In Hayek’s classic, The Use of Knowledge in Society, he discusses how prices alone have the ability to both capture and reveal information that is particular to time and place, and that no centralized institution could possibly accumulate or act upon. At dinner the other night, one of my companions (I do not believe I am at liberty to discuss who it was) was describing to me an exchange he had when he moved out to Arizona during the gasoline market price controls and rationing in the 1970s.
Upon driving into a gas station at the end of the month of April he found that the station had already run out of its monthly allocation of gasoline. At the time, the way gas stations obtained their gasoline rations was based on how much gasoline they sold in the same month one year earlier. For example, for this station, if they sold 20,000 gallons of gasoline in April 1974, then this is what they would receive (or some fixed percentage based on this number) in April 1975 per the directives of the gasoline czars in DC. This would seem to be a reasonable way to allocate gas, right? My companion queried the station owner who said despondently that he would not get more gas for several more days, why he ran out so fast this year as opposed to last, and he quickly quipped, “they just built a new condo down the street, and a business opened right near that too.”
This is exactly what Hayek was arguing when he invoked the idea that prices capture the particular circumstances of time and place. Our service station owner clearly grasped this. It was probably also the case that some other gas station in town, from where the new condo residents may have come from, found itself with more than enough gasoline to sell by the end of that April. The magic, yes I said magic, of prices is that they change almost instantaneously to direct consumers and producers to do what the planners in DC would want them to do if only they had this “real time” information. In this case, we wanted more gas allocated to the station near the condos (or allow him to charge higher prices) and less gas allocated to the other station. And the beauty of prices is that no one needs to know WHY we need more gas at one location or less gas at another – thereby allowing us to focus our energy and brainpower on producing goods, comparison shopping, and so forth and not spending our time acquiring the information one might need to make decisions. The time spent acquiring this information is pure waste in a world where there are other mechanisms for acquiring it. And this is for one street corner in one city in Arizona for one good – gasoline – and the planners could not even do a decent job at getting these allocations right, even though they employed scientific methods for determining the right allocations. Some folks argue that if only we had a good enough supercomputer then this problem could be solved. Hayek’s point, and one that the gas station owner in the story illustrates, is that a computer does not merely need to solve this problem once and tell everyone how to behave, but that it has to solve this problem infinitely many times, all day long, every day, and get this information out to the market participants efficiently. It would be impossible to do even if we had information about changing preferences and demands. But of course, it is a farce to think that we could ever collect that kind of information in the first place.

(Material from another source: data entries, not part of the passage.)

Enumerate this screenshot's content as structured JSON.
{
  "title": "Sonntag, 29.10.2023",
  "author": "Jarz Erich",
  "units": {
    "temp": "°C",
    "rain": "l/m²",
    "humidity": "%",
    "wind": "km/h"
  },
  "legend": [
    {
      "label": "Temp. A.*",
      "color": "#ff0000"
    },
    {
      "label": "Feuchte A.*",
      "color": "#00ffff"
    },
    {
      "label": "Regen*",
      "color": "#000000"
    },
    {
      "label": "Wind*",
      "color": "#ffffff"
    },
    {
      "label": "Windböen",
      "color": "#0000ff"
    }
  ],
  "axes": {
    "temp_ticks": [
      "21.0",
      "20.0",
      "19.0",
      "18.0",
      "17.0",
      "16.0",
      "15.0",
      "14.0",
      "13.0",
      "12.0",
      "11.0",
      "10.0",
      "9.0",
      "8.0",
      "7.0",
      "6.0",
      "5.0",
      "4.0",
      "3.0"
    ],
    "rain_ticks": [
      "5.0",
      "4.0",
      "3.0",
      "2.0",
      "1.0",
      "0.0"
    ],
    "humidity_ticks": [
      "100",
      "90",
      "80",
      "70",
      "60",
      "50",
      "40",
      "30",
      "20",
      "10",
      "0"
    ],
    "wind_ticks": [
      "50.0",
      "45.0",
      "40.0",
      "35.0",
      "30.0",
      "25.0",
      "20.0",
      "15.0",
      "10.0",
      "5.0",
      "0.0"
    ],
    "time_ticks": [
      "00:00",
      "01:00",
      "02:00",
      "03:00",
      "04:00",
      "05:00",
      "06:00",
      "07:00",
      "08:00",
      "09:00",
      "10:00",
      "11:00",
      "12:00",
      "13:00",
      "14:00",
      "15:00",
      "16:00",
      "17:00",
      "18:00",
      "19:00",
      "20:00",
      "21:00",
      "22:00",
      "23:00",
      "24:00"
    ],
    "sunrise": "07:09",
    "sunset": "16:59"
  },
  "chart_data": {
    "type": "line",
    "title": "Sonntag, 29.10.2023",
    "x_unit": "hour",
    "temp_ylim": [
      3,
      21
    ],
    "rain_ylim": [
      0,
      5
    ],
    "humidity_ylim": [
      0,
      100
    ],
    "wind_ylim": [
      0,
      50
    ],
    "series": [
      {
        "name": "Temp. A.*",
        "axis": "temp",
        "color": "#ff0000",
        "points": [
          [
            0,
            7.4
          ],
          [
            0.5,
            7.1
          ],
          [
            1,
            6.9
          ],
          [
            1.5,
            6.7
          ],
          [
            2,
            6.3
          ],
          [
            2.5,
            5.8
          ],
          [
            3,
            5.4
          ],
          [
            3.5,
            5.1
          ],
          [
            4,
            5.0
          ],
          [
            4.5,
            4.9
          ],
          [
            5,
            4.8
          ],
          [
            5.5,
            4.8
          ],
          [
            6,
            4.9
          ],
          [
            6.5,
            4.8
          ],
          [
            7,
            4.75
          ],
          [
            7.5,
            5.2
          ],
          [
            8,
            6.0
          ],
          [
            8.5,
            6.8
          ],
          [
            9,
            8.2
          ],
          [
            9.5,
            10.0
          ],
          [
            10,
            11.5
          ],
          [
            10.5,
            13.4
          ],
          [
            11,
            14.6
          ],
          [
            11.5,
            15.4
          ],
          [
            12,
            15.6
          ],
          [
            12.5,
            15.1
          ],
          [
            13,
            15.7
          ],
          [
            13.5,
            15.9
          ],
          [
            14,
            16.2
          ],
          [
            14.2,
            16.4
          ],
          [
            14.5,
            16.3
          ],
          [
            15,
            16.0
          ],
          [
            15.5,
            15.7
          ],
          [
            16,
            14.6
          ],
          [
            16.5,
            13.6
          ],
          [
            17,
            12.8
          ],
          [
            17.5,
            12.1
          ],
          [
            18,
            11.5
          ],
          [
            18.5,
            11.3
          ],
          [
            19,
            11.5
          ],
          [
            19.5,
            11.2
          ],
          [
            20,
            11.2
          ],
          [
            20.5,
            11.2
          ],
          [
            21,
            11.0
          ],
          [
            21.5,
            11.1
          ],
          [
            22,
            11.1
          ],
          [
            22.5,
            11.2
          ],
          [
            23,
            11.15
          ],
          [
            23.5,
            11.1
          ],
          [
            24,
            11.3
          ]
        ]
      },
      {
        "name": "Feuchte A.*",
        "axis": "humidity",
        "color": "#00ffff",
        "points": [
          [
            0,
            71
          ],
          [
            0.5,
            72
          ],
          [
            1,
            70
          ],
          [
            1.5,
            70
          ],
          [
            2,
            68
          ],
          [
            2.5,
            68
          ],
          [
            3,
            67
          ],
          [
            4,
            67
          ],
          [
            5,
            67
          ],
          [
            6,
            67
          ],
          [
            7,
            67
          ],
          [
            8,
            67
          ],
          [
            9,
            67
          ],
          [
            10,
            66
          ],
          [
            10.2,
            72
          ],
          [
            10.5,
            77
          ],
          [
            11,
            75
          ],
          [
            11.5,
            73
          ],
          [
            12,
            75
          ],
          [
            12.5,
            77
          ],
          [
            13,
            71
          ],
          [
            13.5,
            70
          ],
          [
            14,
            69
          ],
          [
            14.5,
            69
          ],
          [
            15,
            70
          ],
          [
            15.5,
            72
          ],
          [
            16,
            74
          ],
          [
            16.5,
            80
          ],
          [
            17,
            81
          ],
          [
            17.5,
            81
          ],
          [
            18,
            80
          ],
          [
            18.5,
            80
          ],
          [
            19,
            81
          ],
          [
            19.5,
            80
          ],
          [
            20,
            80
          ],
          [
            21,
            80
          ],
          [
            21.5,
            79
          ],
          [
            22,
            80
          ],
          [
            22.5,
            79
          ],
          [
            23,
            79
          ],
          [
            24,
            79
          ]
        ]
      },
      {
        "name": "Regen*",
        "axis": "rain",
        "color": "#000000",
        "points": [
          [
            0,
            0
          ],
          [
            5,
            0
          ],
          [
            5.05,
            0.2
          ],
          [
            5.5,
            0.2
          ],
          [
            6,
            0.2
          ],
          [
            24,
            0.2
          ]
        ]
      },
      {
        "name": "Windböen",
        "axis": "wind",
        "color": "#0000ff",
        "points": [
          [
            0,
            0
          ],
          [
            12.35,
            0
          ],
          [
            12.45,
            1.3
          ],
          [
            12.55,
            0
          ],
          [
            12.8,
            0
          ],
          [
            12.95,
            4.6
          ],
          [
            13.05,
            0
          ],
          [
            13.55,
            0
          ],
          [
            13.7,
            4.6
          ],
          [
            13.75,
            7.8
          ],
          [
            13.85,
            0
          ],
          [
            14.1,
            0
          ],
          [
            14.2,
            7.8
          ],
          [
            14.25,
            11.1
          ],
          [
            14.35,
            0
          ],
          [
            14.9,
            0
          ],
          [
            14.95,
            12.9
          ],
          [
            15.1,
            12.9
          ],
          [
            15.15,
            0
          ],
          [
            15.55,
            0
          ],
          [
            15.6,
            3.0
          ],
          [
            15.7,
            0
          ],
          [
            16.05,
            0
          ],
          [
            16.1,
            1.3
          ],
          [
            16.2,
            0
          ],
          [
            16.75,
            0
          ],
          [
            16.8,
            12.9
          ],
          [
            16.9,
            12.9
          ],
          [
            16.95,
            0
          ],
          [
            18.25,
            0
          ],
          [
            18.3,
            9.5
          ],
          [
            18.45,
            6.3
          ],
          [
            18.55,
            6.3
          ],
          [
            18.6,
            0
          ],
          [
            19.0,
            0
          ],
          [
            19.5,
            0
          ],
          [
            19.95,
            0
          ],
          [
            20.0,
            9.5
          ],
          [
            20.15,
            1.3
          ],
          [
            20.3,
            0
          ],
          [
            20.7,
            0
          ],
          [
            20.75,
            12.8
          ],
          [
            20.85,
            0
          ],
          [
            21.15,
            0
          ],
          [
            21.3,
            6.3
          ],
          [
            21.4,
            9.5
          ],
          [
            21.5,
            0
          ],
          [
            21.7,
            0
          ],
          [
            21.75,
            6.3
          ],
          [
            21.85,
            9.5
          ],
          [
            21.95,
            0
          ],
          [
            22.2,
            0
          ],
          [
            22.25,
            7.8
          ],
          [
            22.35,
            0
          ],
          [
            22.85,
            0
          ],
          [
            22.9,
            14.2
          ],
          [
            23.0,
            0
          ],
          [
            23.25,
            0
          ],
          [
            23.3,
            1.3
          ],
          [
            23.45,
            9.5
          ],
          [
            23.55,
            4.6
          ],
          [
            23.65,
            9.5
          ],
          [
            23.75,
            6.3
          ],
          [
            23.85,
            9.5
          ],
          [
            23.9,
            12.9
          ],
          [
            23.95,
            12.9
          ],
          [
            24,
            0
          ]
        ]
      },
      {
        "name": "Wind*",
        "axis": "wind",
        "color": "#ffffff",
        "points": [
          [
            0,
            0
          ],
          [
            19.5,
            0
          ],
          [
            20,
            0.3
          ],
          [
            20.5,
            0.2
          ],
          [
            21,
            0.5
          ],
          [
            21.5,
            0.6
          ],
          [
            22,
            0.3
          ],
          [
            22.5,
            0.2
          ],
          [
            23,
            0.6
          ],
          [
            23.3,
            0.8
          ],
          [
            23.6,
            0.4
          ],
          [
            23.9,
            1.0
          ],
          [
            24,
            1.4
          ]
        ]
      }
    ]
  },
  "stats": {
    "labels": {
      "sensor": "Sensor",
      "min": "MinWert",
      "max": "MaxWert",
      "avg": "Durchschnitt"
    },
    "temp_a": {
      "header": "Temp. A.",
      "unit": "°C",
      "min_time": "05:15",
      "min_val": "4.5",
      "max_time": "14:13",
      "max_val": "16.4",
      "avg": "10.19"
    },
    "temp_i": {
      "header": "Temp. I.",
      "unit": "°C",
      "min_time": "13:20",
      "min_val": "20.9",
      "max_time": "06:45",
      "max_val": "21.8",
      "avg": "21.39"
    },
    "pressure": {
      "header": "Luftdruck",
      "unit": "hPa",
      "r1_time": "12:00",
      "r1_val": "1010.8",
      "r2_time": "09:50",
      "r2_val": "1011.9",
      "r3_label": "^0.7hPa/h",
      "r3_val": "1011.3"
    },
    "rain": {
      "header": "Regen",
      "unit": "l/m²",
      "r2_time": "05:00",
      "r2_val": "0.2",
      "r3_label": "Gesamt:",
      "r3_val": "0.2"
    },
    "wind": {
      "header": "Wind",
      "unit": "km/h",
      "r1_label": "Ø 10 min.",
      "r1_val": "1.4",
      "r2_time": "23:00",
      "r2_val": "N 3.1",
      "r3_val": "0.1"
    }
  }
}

During that time I was traveling all over the country, a lot in Texas and Oklahoma, as well as in the northeast. There were no gas lines in Texas or North Carolina or Georgia. The lines were longest in Maryland, where many DOE people lived.
Those were the days of Old (natural) Gas and New Gas, and one could see the brakes being applied to exploration.
I’ve tried to explain this same fact to people (that prices have the ability to capture and reveal information that is particular to time and place), but usually, for some reason they just don’t want to believe it. It’s nice to see an example of just how much information prices reveal.